Al di là dei singoli provvedimenti messi sul tavolo di volta in volta, la linea politica che Berlusconi intendeva portare avanti è sempre stata chiaramente enunciata e perseguita in seguito a vittorie elettorali fondate proprio sul mandato di perseguire quegli obiettivi, che possono essere così sinteticamente riassunti:
- Mano morbida nei confronti dell’esazioe fiscale, con la sostanziale identificazione della riduzione delle tasse con la riduzione dell’ingiunzione di pagarle da parte di chi può darsi all’elusione.
- Finanziamenti e sostegni di varia natura a tutto il mondo imprenditoriale in crisi di produttività e di mercato, sia sul piano dell’allocazione della spesa pubblica, sia su quello dell’ostilità alle associazioni sindacali nel corso delle contrattazioni, fino a rendere sostanzialmente irrilevante per la sopravvivenza delle aziende il miglioramento della loro qualità.
- Un atteggiamento nei confronti dei fenomeni migratori impostato esclusivamente sull’approccio penalistico, così da produrre esplicite condizioni di discriminazione e di mantenere una fascia crescente di lavoratori in condizioni di ricattabilità.
Tutto questo ha trovato attuazione chiara ed evidente soprattutto nel ciclo di governo 2001-06, quando la situazione finanziaria internazionale non imponeva limitazioni troppo strette alle possibilità di spesa e di intervento dello stato. Ma anche nelle campagne elettorali successive il cospicuo successo berlusconiano trovava la sua ragion d’essere essenzialmente sulla prosecuzione dell’azione legislativa su punti simili. Chi ha votato Berlusconi nel corso del tempo, e chi in definitiva continua a sostenerlo ora su una piattaforma non dissimile, non è stato vittima di un raggiro, ma complice di provvedimenti suicidi.

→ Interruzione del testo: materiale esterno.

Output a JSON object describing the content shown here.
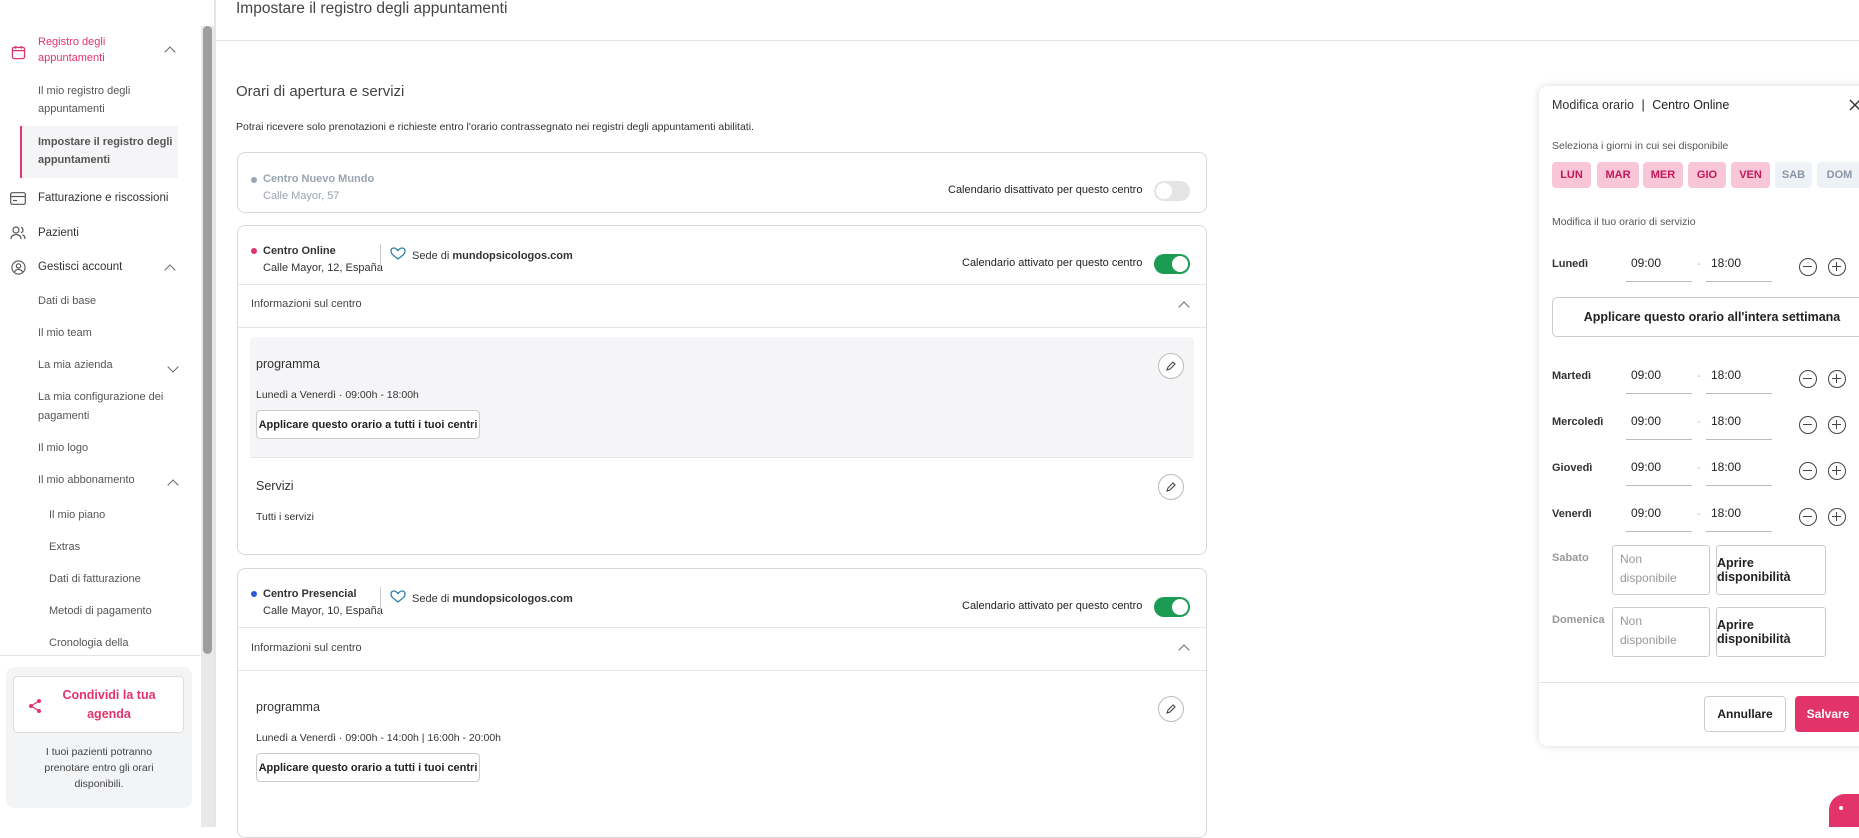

Scendendo nel dettaglio dell’attività lgislativa “spicciola”, da un piccolo campione di casi significativi si ha la conferma che le scelte di governo più esiziali di Berlusconi e soci non sono state le promesse non mantenute, ma quelle che ci si è effettivamente sforzati di portare avanti. Tanto per tirare in ballo ciò di cui più si parla oggi, l’abolizione dell’ICI sulla prima casa ha intaccato l’unica forma di sostentamento finanziario autonomo degli enti locali, e per impedire il collasso delle attività dei comuni ha contribuito a creare un progressivo ammanco nelle casse pubbliche, vista l’impossibilità di ridurre la spesa per il sostegno a sprechi e imprese improduttive su cui si basava molto del consenso elettorale del centro-destra. Così, il ponte sullo stretto di Messina è stato effettivamente portato in fase avanzata di progettazione, pur nella consapevolezza che comportava spese triple o quadruple di quelle messe in contro per opere simili nel resto d’Europa, con modalità di assegnazione degli appalti storicamente inaffidabili, il tutto per ridurre di un paio d’ore il trasporto via terra di merci e prsone che impiegano ad oggi in media 24 ore di percorrenza, in aree dove d’estate si fa fatica a garantire servizi ben più essenziali per un paese civile, come l’acqua corrente. Bloccare tutto è stato un gesto di buon senso da parte di chi si è alternato a Berlusconi a Palazzo Chigi, non certo la fine di una promessa farlocca. E oggi, il problema dell’abolizione totale e del rimborso dell’IMU sulle prime case non è la sua irrealizzabilità: si può fare, i soldi in cassa ci sono; solo che dovrebbero servire ad altro per cui sarebbero assai meglio spesi in una situazione di emergenza della nostra capacità di raccogliere debito a prezzi adeguati, e la vera tragedia non sarà l’eventualità di aver votato un Berlusconi che poi non mantiene la sua promessa, quanto piuttosto la possibilità che si mostri sincero.